How's this for a nice paradox: the exception that proves the rule? Shouldn't an exception be seen as something that contradicts or invalidates the rule, rather than something that proves it?

It isn't true what some people claim about this saying, namely that prove is used here in the sense of 'test'. Rather, the expression goes back to maxim in Roman law, which stated that making an exception proves that the rule exists and is valid in those cases in which you're not making an exception ('Exceptio probat (or firmat) regulam in casibus non exceptis'). Well, that's perhaps rather trivial: an exception does not invalidate the rule, because if it did, we wouldn't call it an exception to that rule. It's because the rule, as formulated, is still seen as generally valid that we can speak of an exception, and by speaking of an exception, we acknowledge the 'otherwise validity' of the rule.

What's less trivial, and considerably more problematic, is that there's a notion in linguistic theory which compels us to accept cases which are at the same time exceptions to the rule but still actually follow the rule, in the sense of being an application of that rule. The notion I'm referring to is that of partial productivity. A rule is partially productive if you can't just apply it generally. Its scope is limited, not open-ended, which means that you have to kind of learn and know the cases which fall under it. Yet, a partially productive rule is not unproductive. New items do on occasion appear, but these are then
1) exceptions to the rule-as-a-list-of-learned-instance: they're not in the list of known cases, hence 'exceptional', special, one-offs.
2) applications of the rule-as-pattern: they are in accordance with the regularity that the rule attempts to capture.

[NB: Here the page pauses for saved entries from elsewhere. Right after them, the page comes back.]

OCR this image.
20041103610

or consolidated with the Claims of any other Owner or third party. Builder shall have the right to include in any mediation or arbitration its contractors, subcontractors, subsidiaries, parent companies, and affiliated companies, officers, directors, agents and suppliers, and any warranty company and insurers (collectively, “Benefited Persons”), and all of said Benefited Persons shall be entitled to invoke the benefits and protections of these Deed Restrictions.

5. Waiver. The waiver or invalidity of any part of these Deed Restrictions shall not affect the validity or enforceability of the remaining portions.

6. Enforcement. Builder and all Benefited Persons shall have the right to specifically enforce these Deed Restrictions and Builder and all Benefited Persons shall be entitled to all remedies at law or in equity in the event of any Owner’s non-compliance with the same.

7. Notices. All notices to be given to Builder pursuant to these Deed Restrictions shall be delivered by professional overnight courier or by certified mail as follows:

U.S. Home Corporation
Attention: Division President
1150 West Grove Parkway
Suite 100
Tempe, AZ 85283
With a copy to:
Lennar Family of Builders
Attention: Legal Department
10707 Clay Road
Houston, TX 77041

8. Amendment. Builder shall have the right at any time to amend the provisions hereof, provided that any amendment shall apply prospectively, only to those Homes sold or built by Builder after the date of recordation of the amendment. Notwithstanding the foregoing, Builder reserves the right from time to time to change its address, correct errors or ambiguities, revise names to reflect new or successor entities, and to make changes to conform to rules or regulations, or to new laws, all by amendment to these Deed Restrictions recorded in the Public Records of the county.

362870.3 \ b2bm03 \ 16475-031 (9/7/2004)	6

For example, most instances of the Adj as N pattern, described by the linguist Paul Kay, are lexically listed (fit as a fiddle, cool as a cucumber, happy as a lark, dumb as an ox, etc.). You can't just compare anything to anything else, which means that if you do create a new simile, for example dull as a butter knife (which, to be fair, is not exactly new, as I found it in a corpus), this new application of the rule is, actually, a kind of exception at the same time! We're making an exception in order to apply the rule. Paradox...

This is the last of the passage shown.